Frequently asked questions

Does Semantic Kernel have built-in MCP support, or do I need to write wrappers?

As of SK v1.x (Python) and v1.x (.NET), there is no out-of-the-box MCPPlugin factory class — you write wrapper classes with decorated methods. The MCP SDK provides the session and protocol layer; you provide the glue. This gives you full control over error handling, logging, and schema presentation. Third-party packages (e.g., semantic-kernel-mcp community packages) may provide auto-discovery from a live MCP server's tools/list, similar to LlamaIndex's MCPToolSpec — check the SK plugin gallery for current offerings.

Can I use Semantic Kernel with local stdio MCP servers?

Yes — use the MCP Python SDK's stdio_client or the .NET SDK's StdioClientTransport to connect to a local process. The plugin wrapper code is identical; only the transport changes. Stdio is convenient during development when the MCP server runs as a subprocess. For production, switch to HTTP/SSE transport so the MCP server can be deployed independently of the SK application.

How do I expose MCP resources (not just tools) to Semantic Kernel?

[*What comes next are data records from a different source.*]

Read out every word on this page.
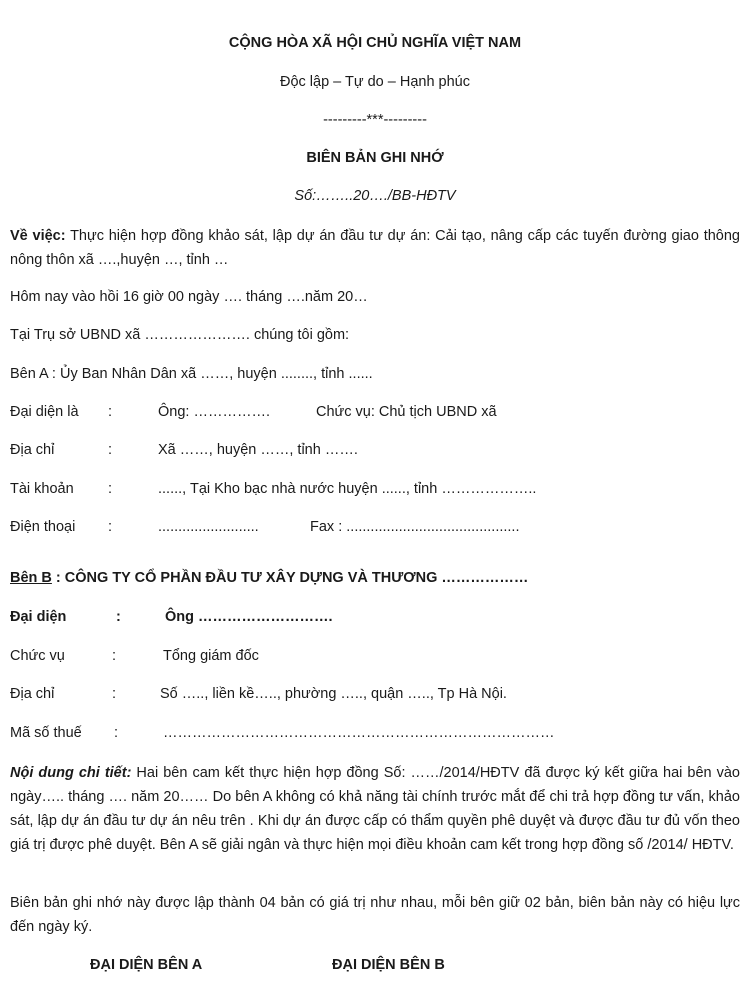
CỘNG HÒA XÃ HỘI CHỦ NGHĨA VIỆT NAM
Độc lập – Tự do – Hạnh phúc
---------***---------
BIÊN BẢN GHI NHỚ
Số:……..20…./BB-HĐTV
Về việc: Thực hiện hợp đồng khảo sát, lập dự án đầu tư dự án: Cải tạo, nâng cấp các tuyến đường giao thông nông thôn xã ….,huyện …, tỉnh …
Hôm nay vào hồi 16 giờ 00 ngày …. tháng ….năm 20…
Tại Trụ sở UBND xã …………………. chúng tôi gồm:
Bên A : Ủy Ban Nhân Dân xã ……, huyện ........, tỉnh ......
Đại diện là :	Ông: …………….	Chức vụ: Chủ tịch UBND xã
Địa chỉ	:	Xã ……, huyện ……, tỉnh …….
Tài khoản :	......, Tại Kho bạc nhà nước huyện ......, tỉnh ………………..
Điện thoại :	.........................	Fax : ...........................................
Bên B : CÔNG TY CỔ PHẦN ĐẦU TƯ XÂY DỰNG VÀ THƯƠNG ………………
Đại diện	:	Ông ……………………….
Chức vụ	:	Tổng giám đốc
Địa chỉ	:	Số ….., liền kề….., phường ….., quận ….., Tp Hà Nội.
Mã số thuế :	………………………………………………………………………
Nội dung chi tiết: Hai bên cam kết thực hiện hợp đồng Số: ……/2014/HĐTV đã được ký kết giữa hai bên vào ngày….. tháng …. năm 20…… Do bên A không có khả năng tài chính trước mắt để chi trả hợp đồng tư vấn, khảo sát, lập dự án đầu tư dự án nêu trên . Khi dự án được cấp có thẩm quyền phê duyệt và được đầu tư đủ vốn theo giá trị được phê duyệt. Bên A sẽ giải ngân và thực hiện mọi điều khoản cam kết trong hợp đồng số /2014/ HĐTV.
Biên bản ghi nhớ này được lập thành 04 bản có giá trị như nhau, mỗi bên giữ 02 bản, biên bản này có hiệu lực đến ngày ký.
ĐẠI DIỆN BÊN A	ĐẠI DIỆN BÊN B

SK's memory and document store abstractions (IVectorStore, ITextSearch) are the natural home for MCP resources. Write a custom ITextSearch implementation backed by MCP's resources/list and resources/read calls. Alternatively, ingest MCP resources once at startup into a local SK memory store (using TextMemoryPlugin or an IVectorStore) and treat the memory store as the retrieval layer. This avoids per-query MCP resource reads for data that changes infrequently.

Does SK's auto function calling loop infinitely if an MCP tool keeps failing?

SK's chat completion loop continues until the LLM returns a response without requesting another function call. If an MCP tool always returns an error string, the LLM may keep retrying (from the LLM's perspective, the tool is available but returning bad results). Set maximum_auto_invoke_attempts in the execution settings to cap the number of automatic function calls per turn. A value of 5–10 is typical for production; set it lower (2–3) during testing to make infinite retry loops obvious.

Is Semantic Kernel appropriate for high-throughput MCP tool calling?

SK adds minimal overhead over direct MCP calls — the kernel function dispatch is a thin Python or .NET method call. The bottleneck is the LLM inference time (typically 1–5 s per turn) and the MCP tool execution time, not SK itself. For very high throughput (hundreds of concurrent agent conversations), focus on MCP connection pooling (one persistent connection per server per process, not per conversation), rate limiting on the MCP server side, and horizontal scaling of both the SK application and the MCP servers.